At the moment nothing else matters to investors except the dividend. An analyst can come out and say that a company is operating with almost no room for error—implying that the dividend could be in danger—as Craig Moffett, an analyst at Bernstein Research, did on Verizon on October 12, and set a price target of $25 for a stock then trading at $32 and change, and investors say So what? The stock was down about 1.5% in two days on the call. (A call I disagree with, just so we’re clear.)

Earnings growth can flag. It can even go negative. And right now it doesn’t matter. Wall Street projects earnings growth for Verizon at a negative 7.7% in 2010 and a piddling (but positive) 3.93% in 2011. For five years the projected annual growth rate is just 4.3%.

It doesn’t matter to investors now. All that matters is that almost 6% yield.

Of course, at some point that growth or lack thereof will matter. Someday investors will say, Well, a dividend of 4% (assuming continued stock price appreciation) isn’t enough. And besides Treasury yields have climbed with the return of inflation and the need to get overseas investors to keep buying U.S. Treasuries so we can fund our $21 trillion national debt (It’s $14 trillion at the moment according to the U.S. debt clock (http://www.usdebtclock.org/ ).

At that moment, I don’t think you want own a stock with a negative earnings growth rate or even a miniscule positive growth rate. (Of course, by that point, in my opinion, Verizon’s massive current investment in building out its infrastructure will have started to pay off.)

When does that moment arrive? Not for a while yet. The Federal Reserve is almost certain to introduce another round of quantitative easing and the buying of $500 billion to $1 trillion in Treasury debt by the central bank is expressly designed to cut long-term interest rates further. I think the dividend stock boom lasts until that program of quantitative easing plays out and the Fed signals that it’s satisfied with U.S. economic growth and ready to start removing some of the trillions in dollars that it has pumped into the economy.
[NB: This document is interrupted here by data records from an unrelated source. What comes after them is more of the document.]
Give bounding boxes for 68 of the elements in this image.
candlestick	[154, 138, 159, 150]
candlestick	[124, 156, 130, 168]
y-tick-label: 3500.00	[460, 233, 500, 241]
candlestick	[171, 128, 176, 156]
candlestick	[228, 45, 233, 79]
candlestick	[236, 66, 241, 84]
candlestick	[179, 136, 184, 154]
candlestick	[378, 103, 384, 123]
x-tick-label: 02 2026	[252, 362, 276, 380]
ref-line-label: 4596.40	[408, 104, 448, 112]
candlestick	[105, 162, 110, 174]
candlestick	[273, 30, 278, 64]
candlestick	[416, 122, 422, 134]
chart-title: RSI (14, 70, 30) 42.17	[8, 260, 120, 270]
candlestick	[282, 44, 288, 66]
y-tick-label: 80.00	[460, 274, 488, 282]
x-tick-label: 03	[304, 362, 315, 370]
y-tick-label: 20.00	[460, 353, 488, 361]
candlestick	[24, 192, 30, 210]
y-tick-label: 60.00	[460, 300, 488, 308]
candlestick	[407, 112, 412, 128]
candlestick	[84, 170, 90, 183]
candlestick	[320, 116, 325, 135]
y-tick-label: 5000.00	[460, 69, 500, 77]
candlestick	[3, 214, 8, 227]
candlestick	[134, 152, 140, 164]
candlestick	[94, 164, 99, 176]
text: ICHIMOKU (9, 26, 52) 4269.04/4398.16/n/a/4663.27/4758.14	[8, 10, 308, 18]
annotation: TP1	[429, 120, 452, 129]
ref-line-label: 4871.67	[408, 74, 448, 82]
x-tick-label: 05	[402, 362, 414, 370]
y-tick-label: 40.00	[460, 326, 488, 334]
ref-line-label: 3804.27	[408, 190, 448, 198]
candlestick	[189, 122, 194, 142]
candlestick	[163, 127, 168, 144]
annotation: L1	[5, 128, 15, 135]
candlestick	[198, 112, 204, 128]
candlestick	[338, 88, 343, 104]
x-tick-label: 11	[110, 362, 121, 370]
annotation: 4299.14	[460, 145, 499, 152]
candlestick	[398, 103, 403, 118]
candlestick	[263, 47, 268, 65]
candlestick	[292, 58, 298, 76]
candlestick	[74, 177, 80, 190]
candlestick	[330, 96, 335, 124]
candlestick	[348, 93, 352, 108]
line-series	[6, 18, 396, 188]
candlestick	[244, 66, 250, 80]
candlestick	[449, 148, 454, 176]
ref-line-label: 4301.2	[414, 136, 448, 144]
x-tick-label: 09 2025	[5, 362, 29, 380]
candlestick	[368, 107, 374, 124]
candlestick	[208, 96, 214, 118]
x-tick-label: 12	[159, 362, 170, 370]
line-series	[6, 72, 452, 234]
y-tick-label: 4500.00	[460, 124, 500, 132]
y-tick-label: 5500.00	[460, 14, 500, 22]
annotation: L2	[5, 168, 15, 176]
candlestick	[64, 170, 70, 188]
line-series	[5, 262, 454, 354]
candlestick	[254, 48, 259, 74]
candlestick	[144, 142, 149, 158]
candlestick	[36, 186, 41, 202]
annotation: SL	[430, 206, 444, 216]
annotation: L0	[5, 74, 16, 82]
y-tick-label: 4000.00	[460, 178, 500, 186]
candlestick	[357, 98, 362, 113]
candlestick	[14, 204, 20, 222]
That will start to push interest rates back up and that will end the dividend stock boom.

See that on the horizon in three months? Six? I’d put that moment sometime in the second half of 2011—if quantitative easing works really, really well.

Until then hold onto your high dividend stocks. Collect the yield and smile at the appreciation.

If you don’t own any of that category, it’s not too late to pick up some price appreciation and collect a decent dividend. The Fed is going to drive down longer-term interest rates some more over the next three to six months. And that will help these stocks.

You can find some candidates in my Dividend Income Portfolio. A few other names to look at for this play include AT&T (T) with its 5.92% yield, Royal KPN (KKPNY) with its 4.53% yield, and Philippine Long Distance Phone (PHI) with its 5.71% yield.

Full disclosure: I don’t own shares of any company mentioned in this post in my personal portfolio.